All of these factors play a tremendous role in the quality of the fish, so it's best if you can find a trustworthy fishmonger in your area who's known for selling fresh seafood.

You don't have to depend on someone else's opinion, however, because you can check the fish quality and determine the freshness yourself. Learn to trust your senses! Your nose, eyes and fingers (when possible) can tell you if a fish is fresh or not.

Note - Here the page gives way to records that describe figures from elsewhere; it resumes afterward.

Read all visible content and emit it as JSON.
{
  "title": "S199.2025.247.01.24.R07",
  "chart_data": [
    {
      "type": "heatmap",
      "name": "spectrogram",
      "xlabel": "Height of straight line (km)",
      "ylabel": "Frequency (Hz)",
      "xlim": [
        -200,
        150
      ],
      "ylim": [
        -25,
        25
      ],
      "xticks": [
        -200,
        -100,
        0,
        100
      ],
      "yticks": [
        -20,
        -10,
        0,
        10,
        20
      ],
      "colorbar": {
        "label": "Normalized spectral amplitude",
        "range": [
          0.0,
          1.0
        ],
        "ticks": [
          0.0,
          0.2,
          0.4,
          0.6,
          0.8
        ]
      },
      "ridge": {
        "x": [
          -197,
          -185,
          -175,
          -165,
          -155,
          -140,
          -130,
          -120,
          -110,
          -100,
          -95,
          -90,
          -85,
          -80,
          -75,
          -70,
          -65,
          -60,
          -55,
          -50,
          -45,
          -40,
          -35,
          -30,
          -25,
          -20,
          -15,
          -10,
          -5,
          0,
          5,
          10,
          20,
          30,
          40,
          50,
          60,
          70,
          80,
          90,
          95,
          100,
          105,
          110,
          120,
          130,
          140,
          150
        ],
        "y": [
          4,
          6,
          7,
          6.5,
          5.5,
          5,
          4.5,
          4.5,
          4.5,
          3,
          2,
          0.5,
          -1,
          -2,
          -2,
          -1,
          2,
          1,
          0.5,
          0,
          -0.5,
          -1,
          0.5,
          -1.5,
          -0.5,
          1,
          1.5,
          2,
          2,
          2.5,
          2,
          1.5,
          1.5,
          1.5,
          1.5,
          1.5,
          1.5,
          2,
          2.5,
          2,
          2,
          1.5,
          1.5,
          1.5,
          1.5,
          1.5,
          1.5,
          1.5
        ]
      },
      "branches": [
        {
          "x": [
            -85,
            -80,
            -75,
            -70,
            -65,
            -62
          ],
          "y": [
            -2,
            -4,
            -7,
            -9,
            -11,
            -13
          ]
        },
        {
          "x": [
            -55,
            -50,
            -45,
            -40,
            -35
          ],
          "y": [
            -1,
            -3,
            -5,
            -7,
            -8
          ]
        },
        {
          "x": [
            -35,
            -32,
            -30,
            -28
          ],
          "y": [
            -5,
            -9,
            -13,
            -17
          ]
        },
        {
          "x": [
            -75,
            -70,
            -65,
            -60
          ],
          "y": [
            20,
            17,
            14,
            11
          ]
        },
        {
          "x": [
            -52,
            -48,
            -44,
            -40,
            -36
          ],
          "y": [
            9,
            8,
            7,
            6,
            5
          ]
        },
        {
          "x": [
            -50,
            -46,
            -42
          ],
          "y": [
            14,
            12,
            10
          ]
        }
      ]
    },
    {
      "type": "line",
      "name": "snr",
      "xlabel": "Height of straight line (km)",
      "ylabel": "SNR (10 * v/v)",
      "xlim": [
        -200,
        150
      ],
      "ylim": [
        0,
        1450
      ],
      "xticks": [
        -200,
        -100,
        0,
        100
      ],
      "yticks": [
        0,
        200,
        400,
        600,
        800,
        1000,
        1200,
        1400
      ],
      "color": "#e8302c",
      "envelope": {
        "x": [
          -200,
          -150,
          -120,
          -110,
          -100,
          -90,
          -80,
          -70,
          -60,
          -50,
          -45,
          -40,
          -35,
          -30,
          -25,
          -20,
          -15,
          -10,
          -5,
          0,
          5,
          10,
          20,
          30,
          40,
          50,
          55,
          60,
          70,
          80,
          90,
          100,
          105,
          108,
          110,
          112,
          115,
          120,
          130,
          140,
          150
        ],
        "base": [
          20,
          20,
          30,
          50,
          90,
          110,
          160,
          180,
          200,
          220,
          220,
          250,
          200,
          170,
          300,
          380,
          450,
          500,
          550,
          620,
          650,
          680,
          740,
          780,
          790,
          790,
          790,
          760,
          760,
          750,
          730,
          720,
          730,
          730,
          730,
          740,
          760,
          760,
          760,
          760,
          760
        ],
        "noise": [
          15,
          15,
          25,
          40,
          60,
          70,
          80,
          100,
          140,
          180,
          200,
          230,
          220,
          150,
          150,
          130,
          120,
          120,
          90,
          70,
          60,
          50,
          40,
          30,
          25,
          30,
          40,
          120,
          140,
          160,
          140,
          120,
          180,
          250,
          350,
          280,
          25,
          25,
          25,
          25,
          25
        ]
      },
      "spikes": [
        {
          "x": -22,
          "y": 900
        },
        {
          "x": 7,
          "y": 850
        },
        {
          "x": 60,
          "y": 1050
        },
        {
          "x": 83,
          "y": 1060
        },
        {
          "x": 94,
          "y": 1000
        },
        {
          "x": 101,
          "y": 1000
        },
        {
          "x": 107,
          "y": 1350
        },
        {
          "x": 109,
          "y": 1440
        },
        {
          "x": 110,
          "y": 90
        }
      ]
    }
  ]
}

If you want to purchase a whole fish, use this checklist to feel more confident when determining fish freshness and quality:

  • Smell - fresh fish smells faintly of the sea. If the fish smells like ammonia or “fishy” it’s a clear sign that it's not fresh and should be avoided.
  • Visual:
    • The scales should be firmly attached to the skin.
    • The skin itself should be bright and shiny.
    • The flesh should be smooth, it should look and feel slippery (a jelly-like substance on fish is what allows fish to swim through water with less friction). As fish decompose, the protective coating wears off or turns a yellow or brown color.
  • Touch (if possible):
    • Push the flesh - it should spring back. Keep in mind that as flesh ages, it becomes mushier.
    • Lift the gills off the back of the head - they should be pink or bright red in color. If the gills are brown or grey, it’s a clear sign that the fish is not fresh.
    • Look at the eyes - they should be clear, vibrant and almost mirror-like. If the eyes are droopy or cloudy, it’s a clear indicator of the aging process.
    • Note: The organs should be removed as soon as possible, because they speed up the aging process.

If you purchase pieces or fillets of the fish, it is harder to determine how fresh it is, as the head and sometimes the skin are removed. Also, pieces or fillets are more exposed to bacteria, so fish deteriorates more quickly. Again, trust your senses:

  • Smell - fresh fish smells faintly of the sea.
  • Look - flesh should be glossy and bright in color. If you notice any browning around the edges it’s a sign of older fish, also as flesh dries out it becomes duller.
  • Touch - flesh should spring back. Mushy flesh is a sign of aging.
  • Don’t forget to check the “best before” and “packed on” dates.

Don't be afraid to be picky - ask for particular cuts or sizes!

For the best result, fish should be processed, packaged, cooked and eaten on the same day.